2. Child Tax Credit. You may be able to claim the Child Tax Credit for each of your children that were under age 17 at the end of last year. If you do not benefit from the full amount of the credit, you may be eligible for the Additional Child Tax Credit.

3. Child and Dependent Care Credit. You may be able to claim this credit if you paid someone to care for your child or children under age 13, so that you could work or look for work.

4. Earned Income Tax Credit. If you worked but earned less than $52,427 last year, you may qualify for EITC. If you have qualifying children, you may get up to $6,143 extra back when you file a return and claim it. Use the EITC Assistant to find out if you qualify.

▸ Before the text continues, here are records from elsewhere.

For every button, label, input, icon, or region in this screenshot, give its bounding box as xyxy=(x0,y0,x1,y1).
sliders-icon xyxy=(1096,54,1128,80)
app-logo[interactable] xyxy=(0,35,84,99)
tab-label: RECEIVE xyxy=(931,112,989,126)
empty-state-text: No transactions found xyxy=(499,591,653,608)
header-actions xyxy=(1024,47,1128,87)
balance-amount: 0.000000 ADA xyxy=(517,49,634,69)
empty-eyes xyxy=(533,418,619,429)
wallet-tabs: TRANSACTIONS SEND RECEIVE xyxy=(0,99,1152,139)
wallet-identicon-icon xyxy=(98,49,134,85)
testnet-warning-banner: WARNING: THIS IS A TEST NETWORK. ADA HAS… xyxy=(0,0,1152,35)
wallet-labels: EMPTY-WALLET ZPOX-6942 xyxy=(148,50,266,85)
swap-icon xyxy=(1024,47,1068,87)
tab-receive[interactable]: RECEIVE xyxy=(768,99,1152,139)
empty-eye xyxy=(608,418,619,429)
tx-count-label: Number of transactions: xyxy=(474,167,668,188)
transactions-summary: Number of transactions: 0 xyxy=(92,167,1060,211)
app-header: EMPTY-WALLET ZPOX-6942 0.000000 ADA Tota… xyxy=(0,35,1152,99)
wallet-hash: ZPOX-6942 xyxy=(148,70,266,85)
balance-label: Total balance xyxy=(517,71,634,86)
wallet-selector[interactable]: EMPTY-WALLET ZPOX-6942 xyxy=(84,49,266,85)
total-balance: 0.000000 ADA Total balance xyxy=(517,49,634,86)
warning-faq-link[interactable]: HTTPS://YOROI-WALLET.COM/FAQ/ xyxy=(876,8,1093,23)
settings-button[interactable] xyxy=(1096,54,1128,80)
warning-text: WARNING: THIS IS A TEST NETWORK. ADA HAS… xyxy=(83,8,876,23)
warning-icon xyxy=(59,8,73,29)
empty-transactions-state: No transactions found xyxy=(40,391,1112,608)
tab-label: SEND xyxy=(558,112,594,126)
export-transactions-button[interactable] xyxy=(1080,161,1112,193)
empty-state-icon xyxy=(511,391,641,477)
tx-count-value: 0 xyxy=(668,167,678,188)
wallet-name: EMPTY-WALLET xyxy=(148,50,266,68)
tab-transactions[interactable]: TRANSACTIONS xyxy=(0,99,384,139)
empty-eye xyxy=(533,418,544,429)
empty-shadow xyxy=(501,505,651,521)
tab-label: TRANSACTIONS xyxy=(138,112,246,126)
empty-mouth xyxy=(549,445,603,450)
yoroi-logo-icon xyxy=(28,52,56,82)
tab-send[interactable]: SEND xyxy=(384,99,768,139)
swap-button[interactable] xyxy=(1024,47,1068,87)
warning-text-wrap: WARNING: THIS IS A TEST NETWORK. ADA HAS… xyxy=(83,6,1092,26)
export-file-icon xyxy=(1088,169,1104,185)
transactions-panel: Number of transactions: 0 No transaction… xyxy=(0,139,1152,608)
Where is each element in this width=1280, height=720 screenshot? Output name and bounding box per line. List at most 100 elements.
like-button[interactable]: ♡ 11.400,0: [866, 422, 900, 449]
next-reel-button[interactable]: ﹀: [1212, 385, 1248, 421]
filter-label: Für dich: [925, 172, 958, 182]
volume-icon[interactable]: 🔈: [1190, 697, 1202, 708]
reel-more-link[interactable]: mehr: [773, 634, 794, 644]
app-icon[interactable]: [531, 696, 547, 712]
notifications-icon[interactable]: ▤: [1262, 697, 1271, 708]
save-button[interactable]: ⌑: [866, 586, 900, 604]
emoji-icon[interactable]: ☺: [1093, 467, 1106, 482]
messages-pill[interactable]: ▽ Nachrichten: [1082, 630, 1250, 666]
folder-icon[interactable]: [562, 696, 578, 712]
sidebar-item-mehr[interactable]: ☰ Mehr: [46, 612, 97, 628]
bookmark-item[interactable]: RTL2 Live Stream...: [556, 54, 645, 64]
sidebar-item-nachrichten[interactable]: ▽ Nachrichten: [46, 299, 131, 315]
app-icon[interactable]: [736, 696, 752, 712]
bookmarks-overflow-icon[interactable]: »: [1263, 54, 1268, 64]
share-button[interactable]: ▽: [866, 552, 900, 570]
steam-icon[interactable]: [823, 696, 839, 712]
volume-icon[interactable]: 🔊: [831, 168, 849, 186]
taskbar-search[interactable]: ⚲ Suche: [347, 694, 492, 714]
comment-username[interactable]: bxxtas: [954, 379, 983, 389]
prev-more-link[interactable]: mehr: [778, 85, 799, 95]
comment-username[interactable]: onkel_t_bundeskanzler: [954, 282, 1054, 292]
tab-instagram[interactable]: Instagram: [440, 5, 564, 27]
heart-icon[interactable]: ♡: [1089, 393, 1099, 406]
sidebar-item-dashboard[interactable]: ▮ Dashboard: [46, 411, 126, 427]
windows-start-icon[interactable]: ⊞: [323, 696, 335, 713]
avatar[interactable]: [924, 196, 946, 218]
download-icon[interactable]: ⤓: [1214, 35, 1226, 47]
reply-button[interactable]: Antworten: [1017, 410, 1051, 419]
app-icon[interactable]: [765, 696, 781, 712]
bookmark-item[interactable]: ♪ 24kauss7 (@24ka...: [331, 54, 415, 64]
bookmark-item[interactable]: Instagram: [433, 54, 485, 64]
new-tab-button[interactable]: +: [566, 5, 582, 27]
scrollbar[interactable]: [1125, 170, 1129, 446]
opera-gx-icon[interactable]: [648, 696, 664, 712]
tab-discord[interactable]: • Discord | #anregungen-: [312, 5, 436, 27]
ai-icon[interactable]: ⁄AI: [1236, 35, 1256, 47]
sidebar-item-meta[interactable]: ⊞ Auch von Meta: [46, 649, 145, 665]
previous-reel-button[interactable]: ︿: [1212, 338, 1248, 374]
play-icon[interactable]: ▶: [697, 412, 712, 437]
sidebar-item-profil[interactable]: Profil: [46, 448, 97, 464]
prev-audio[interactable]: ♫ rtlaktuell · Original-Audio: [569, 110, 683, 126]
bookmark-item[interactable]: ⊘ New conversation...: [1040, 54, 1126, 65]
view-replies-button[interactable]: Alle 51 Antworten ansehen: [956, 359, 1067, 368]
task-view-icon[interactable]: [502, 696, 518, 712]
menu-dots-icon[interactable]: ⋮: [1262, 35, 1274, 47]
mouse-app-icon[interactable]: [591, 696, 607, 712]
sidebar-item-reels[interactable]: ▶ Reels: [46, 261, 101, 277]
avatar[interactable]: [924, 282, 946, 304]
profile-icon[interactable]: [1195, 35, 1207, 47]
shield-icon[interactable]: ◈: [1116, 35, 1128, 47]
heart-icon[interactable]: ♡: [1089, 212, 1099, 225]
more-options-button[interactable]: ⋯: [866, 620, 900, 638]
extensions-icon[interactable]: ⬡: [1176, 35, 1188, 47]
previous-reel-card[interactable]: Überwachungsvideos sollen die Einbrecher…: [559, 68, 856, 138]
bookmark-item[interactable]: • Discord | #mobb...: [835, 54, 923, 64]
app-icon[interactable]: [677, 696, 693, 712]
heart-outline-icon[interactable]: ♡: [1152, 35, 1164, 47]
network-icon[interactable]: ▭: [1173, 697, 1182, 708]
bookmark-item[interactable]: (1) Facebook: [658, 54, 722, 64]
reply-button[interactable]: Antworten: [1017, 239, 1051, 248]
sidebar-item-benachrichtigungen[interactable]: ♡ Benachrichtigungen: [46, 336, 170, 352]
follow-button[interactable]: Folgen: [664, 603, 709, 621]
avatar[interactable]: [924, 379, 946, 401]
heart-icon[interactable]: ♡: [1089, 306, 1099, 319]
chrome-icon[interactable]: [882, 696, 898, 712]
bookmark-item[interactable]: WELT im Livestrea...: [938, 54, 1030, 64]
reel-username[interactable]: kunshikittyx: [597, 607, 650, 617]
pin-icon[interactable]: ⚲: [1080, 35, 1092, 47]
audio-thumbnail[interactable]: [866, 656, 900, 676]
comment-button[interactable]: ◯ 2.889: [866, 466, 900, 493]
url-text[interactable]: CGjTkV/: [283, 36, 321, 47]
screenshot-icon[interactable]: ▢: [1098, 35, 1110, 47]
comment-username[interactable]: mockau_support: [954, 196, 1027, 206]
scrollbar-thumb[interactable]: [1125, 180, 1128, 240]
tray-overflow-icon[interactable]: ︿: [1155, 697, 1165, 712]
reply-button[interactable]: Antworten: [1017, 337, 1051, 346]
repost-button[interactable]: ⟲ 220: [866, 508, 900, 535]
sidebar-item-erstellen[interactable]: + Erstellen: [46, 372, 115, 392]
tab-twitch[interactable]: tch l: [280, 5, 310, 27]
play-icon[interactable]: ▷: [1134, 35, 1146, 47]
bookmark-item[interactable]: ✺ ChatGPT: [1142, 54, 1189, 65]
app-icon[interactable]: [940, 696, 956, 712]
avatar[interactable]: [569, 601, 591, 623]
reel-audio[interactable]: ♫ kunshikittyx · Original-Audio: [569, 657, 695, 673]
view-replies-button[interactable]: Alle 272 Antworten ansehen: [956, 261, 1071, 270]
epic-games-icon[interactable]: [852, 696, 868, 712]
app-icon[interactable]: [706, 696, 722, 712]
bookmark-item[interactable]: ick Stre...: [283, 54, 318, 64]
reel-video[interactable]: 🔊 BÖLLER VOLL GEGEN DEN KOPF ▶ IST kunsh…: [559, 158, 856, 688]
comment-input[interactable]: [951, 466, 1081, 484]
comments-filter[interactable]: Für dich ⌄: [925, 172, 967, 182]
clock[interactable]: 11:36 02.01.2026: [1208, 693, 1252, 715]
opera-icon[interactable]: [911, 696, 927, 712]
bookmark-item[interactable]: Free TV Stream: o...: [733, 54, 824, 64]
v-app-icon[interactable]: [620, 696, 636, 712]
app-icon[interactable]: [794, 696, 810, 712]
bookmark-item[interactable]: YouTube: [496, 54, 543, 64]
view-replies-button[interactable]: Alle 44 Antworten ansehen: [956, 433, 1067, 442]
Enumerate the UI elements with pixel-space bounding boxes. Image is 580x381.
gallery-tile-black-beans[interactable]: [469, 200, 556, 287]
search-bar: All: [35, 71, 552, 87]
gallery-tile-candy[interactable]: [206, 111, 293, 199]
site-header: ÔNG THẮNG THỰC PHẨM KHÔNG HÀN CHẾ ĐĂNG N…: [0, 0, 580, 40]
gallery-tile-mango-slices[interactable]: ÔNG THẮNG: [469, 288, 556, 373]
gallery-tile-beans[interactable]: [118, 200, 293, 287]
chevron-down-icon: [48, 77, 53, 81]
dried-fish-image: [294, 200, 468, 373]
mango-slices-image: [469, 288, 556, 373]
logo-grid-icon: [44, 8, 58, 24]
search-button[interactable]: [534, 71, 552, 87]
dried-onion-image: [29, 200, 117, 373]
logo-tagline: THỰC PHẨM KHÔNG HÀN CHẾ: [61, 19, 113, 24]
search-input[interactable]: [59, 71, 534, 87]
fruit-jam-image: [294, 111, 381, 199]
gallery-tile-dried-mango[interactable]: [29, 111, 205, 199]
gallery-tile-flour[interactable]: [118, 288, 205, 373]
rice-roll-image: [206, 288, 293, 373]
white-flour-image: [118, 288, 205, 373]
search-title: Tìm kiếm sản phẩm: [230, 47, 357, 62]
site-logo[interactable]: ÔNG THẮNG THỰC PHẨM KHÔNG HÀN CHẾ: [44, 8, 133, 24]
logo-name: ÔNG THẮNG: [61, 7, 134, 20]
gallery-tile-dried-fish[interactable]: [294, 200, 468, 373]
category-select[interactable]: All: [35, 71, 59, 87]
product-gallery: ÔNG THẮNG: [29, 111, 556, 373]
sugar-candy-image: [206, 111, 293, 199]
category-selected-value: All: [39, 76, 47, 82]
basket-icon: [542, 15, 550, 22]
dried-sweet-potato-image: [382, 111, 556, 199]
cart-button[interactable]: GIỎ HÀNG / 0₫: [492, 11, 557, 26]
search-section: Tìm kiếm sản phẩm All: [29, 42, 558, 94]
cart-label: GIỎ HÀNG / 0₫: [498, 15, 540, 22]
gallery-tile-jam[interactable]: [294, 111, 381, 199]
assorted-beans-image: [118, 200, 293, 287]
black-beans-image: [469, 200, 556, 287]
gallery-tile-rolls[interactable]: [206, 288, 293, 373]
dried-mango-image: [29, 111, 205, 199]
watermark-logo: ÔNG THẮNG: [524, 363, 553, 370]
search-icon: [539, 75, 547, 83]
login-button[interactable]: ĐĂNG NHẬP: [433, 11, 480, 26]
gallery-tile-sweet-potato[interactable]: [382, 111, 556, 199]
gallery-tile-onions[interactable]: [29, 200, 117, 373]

5. Adoption Credit. You may be able to take a tax credit for certain expenses you incurred to adopt a child.

6. Higher education credits. If you paid higher education costs for yourself or another student who is an immediate family member, you may qualify for either the American Opportunity Credit or the Lifetime Learning Credit. Both credits may reduce the amount of tax you owe. If the American Opportunity Credit is more than the tax you owe, you could be eligible for a refund of up to $1,000.

7. Student loan interest. You may be able to deduct interest you paid on a qualified student loan, even if you do not itemize your deductions.

8. Self-employed health insurance deduction – If you were self-employed and paid for health insurance, you may be able to deduct premiums you paid to cover your child. It applies to children under age 27 at the end of the year, even if not your dependent.